Friday, June 02, 2006

James Q. Wilson receives Alumni Medal

James Q. Wilson (Ph.D. ’59) was honored with the 2006 University Alumni Medal. We put together a very nice dinner for him at Frontera Grill.




From the University's press release:


Wilson has had a distinguished career as a political scientist, a criminologist, a scholar of public administration, a policy analyst, a government advisor and a public intellectual. Wilson is considered to be America’s preeminent political scientist. The American Political Science Association honored him with its James Madison Award for a career of distinguished scholarship in 1990, and with its John Gaus Award for exemplary scholarship in the fields of political science and public administration in 1994. He served as president of the association from 1991 to 1992.

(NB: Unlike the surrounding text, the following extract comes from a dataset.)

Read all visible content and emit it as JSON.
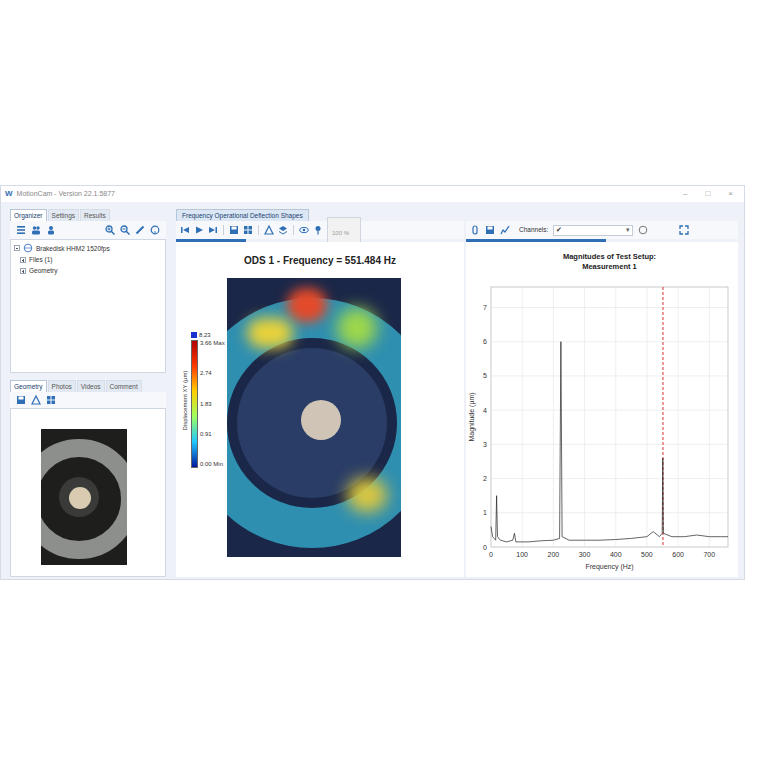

Wilson is most widely known for his “broken windows” theory of crime, holding that public disorder and police acceptance of nuisances and low-level crimes lead to further deterioration of the urban environment and public passiveness, which in turn foster higher crime rates. Wilson’s solution, emphasizing community-based foot patrols and enforcement of nuisance violations, was later implemented in New York City and was credited with reducing crime significantly during the 1990s.

Wilson’s book American Government. is more widely used on university campuses than any other government textbook. As a policy analyst and government advisor, he has served as Chairman of the White House Task Force on Crime, on the board of directors of the Police Foundation, as Chairman of the National Advisory Commission on Drug Abuse Prevention, on the Attorney General’s Task Force on Violent Crime, and on the President’s Foreign Intelligence Advisory Board. Most recently, Wilson was a member of the President’s Council on Bioethics, and in 2003 the White House honored him with the Presidential Medal of Freedom.

As noted in one of the written recommendations to receive the Alumni Medal, “Wilson has often expressed . . . the importance of his education at the University of Chicago and the debt he owes to our University. It was at Chicago where he acquired his devotion to sound empirical research, his appreciation of the "big questions," his courage to cross disciplinary boundaries, and his willingness to think thoughts out of fashion . . . Though he has taught at Harvard, UCLA and other places, he regards himself intellectually and professionally as a man of Chicago.”